According to Bloomberg, investment bank Jefferies Financial is exploring interest in a $5 billion debt financing package to support a $33-per-share offer. This figure would surpass Fertitta's offer of $31 per share while also facilitating a privatization of the company. Fertitta’s all-cash deal, valued at $17.6 billion, encompasses $5.7 billion in equity and nearly $12 billion in assumed debt.
Icahn’s bid is perceived as a complex liability management exercise (LME), a strategy typically embraced by companies to restructure debt and avoid bankruptcy. While the report spurred an uptick in trading volume on Tuesday, Caesars’ shares held steady around $30.
On Wednesday, CNBC’s David Faber cast doubt on Icahn’s chances of persuading the Caesars board at this late stage. "Will [Icahn] get to a finish line here that’s acceptable to the board of directors? From what I’m hearing, it’s a tough slog," Faber noted, adding that the board favors Fertitta’s proposal due to its solid financing. He mentioned that the debt package is tied to the current management team; significant changes could necessitate refinancing much more debt.
Icahn's interest appears sincere, but time is a critical factor, compounded by his past relationship with Caesars. He began acquiring shares in Caesars in 2019 and led the company's purchase by Eldorado Resorts in 2020, later selling his stakes. The fallout from that deal has been harsh for Caesars shareholders, with the stock plummeting nearly 70% in the past five years. It dropped to below $20 in February before rising to about $29 amid takeover discussions.
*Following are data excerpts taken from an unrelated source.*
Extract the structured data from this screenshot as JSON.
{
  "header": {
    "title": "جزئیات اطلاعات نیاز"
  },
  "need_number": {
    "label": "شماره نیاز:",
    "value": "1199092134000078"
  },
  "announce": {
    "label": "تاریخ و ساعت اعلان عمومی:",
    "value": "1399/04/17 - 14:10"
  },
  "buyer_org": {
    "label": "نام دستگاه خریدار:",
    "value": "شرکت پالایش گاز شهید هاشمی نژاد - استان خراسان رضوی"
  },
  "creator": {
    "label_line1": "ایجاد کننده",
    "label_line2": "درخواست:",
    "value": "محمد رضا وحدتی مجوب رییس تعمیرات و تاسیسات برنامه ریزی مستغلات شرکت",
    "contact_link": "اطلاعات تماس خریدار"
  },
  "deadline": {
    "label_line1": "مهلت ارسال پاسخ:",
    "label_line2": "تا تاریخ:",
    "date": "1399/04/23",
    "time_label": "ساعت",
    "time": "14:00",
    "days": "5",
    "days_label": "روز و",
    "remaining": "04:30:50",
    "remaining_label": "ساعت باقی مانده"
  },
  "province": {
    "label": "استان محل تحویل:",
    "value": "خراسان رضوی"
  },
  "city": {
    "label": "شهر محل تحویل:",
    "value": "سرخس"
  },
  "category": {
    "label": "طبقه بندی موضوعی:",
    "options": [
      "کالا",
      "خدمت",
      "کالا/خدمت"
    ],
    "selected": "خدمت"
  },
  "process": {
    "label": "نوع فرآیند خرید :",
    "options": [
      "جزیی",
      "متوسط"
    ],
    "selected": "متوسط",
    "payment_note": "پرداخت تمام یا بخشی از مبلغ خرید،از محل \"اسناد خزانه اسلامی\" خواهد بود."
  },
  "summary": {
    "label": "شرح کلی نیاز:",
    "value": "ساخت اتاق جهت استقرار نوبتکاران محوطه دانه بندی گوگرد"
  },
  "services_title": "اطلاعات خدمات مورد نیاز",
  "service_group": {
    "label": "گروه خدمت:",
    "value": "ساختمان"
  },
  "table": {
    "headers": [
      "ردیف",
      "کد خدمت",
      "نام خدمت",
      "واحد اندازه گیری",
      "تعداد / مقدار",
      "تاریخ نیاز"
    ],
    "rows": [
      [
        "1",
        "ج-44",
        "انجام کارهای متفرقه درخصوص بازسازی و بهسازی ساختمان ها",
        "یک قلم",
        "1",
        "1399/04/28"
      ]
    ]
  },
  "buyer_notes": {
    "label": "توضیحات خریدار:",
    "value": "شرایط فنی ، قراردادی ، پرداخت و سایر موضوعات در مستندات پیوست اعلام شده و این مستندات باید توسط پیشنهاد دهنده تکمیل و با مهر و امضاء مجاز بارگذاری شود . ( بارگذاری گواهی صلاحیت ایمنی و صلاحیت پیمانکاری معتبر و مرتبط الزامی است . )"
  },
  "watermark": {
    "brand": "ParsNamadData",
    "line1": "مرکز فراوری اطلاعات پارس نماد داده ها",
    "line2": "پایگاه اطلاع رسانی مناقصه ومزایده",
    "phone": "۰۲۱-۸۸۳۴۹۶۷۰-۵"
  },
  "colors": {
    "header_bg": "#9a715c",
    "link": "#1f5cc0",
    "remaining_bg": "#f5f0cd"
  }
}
Investors' interest in a second Icahn-led takeover remains uncertain.
Despite the challenges, Icahn's involvement could still influence the decision-making process. Having begun accumulating shares in 2025, he successfully had two directors from Icahn Enterprises, CFO Ted Papapostolou and general counsel Jesse Lynn, appointed to the board. Icahn's renewed interest coincided with talks about spinning off Caesars’ digital business. The company had previously signaled receptiveness to these discussions.
Icahn expressed a desire to engage with the board, stating, “We have a great relationship,” when reflecting on his involvement in conversation with CEO Tom Reeg during last year’s East Coast Gaming Congress.
In a recent development, Caesars announced a reduction of board members from 11 to 10, a change which may not favor Icahn’s position. Courtney Mather, chief investment officer at Vision One and board member since 2019, will resign effective July 6. Mather previously served as managing director for Icahn Enterprises from 2014-2020, and the SEC filing clarifying his departure noted that it was “not the result of any disagreement” with Caesars.
As Icahn scrambles to finalize his bid, Fertitta's plans continue to move forward. This week, the first two executives from Fertitta Entertainment are scheduled for suitability hearings with the Nevada Gaming Control Board. CFO Richard Liem and Steven Scheinthal, Fertitta’s senior vice president and legal advisor, will be the focus of these sessions.
These hearings mark an essential step in what could become a drawn-out regulatory process should Fertitta’s deal be approved. Fertitta’s Golden Nugget Casinos operate in several locations competing with Caesars, including two in Nevada: Laughlin and Lake Tahoe. Eldorado faced similar antitrust reviews during its acquisition of Caesars, leading to mandated divestments. The NGCB previously refrained from commenting on the Fertitta acquisition but affirmed that federal rulings would precede any state-level decisions.
As of Wednesday, Caesars’ shares closed at $29.82, reflecting a slight decline for the day. Before Caesars announced its agreement with Fertitta on May 28, the stock traded around $28 per share.